Sea level rise would affect the Traditional Owners of Kakadu by changing the abundance of freshwater plants and animals with high cultural value and, hence, Indigenous livelihoods. In some places freshwater sites might disappear altogether and mangroves and marine species will move in. CSIRO’s Dr Leo Dutra and colleagues concluded that a socio-economic and cultural research program in partnership with Traditional Owners is now needed to identify effective monitoring and adaptation measures.

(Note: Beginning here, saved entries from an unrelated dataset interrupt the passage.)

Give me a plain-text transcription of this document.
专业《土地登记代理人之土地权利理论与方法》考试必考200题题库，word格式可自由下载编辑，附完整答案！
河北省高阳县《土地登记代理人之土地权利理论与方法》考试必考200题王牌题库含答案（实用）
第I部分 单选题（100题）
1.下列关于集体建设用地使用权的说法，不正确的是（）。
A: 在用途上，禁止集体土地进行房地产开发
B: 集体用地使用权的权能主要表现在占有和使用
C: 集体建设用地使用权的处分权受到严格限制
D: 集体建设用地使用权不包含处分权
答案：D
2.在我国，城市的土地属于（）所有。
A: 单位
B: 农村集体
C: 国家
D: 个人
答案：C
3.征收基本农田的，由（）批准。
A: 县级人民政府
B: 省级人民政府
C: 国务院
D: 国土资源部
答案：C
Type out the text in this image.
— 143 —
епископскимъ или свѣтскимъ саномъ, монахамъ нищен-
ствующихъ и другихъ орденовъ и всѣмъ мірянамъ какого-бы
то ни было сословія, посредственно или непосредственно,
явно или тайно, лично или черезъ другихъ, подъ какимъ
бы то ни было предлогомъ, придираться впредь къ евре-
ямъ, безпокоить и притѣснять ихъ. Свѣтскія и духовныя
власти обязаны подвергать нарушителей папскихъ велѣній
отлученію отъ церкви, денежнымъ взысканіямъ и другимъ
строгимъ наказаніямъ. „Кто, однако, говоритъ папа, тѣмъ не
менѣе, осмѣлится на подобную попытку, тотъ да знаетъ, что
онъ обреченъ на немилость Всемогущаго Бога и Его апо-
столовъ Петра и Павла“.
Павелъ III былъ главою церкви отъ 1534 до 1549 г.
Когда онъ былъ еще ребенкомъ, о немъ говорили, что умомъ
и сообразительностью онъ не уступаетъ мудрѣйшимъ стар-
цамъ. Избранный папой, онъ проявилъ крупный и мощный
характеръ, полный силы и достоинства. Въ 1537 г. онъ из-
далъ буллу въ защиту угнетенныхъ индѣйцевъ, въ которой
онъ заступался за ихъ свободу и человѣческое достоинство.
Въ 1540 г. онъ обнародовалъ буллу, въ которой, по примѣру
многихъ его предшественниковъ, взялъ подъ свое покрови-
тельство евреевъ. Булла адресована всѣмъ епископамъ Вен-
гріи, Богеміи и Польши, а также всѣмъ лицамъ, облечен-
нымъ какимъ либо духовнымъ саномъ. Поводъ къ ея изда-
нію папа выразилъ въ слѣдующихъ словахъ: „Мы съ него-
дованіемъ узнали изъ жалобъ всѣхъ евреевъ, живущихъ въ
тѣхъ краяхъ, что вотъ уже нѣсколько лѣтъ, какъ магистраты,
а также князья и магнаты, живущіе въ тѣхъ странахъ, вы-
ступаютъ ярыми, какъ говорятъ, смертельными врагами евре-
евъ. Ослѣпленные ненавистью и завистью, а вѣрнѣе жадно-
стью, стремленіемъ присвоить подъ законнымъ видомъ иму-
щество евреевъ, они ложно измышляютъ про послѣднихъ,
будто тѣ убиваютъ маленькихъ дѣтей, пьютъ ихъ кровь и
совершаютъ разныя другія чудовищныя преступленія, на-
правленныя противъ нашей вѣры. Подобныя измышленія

It’s not all gloom and doom
It’s not the first time Kakadu’s river floodplains have become a predominantly saltwater ecosystem. When the last ice age ended about 15,000 years ago sea levels rose and Kakadu was predominantly a saltwater ecosystem. Sea level decreased and stabilized about 6,000 years ago and Kakadu’s floodplains were predominantly freshwater again. The rock art of the Arnhem Land escarpment reflect these dramatic sea level changes as they depict many saltwater dependent species hunted over millennia, such as barramundi and mullet.
Bayliss believes a solution is to focus on how to adapt to these changes.
“Many people in the region believe that you have to think positively and adapt to these changes,” says Bayliss.
The breadth and depth of scientific knowledge of aquatic ecosystems in the Kakadu Region gained after decades of focused research is impressive.
“Nevertheless, the over-riding ‘big-picture’ conclusion of our accumulated knowledge is that Kakadu’s wetlands by 2100 will essentially transform to a novel ecosystem state that renders traditional management goals unachievable, and this has far reaching implications at all levels,” says Bayliss.
“The Kakadu story parallels threats facing other regions in the world of high conservation value such as the Great Barrier Reef and Florida’s Everglades, highlighting the need to now address both local and global threats such as climate change simultaneously.”
Bayliss says that a key feature of the Kakadu research is that it was built on team efforts and in collaboration with Kakadu park staff, Traditional Owners and colleagues from many of Australia’s best research organisations. This combined effort spanned decades and has resulted in invaluable and possibly unrivalled long-term research knowledge of tropical wetlands in Australia.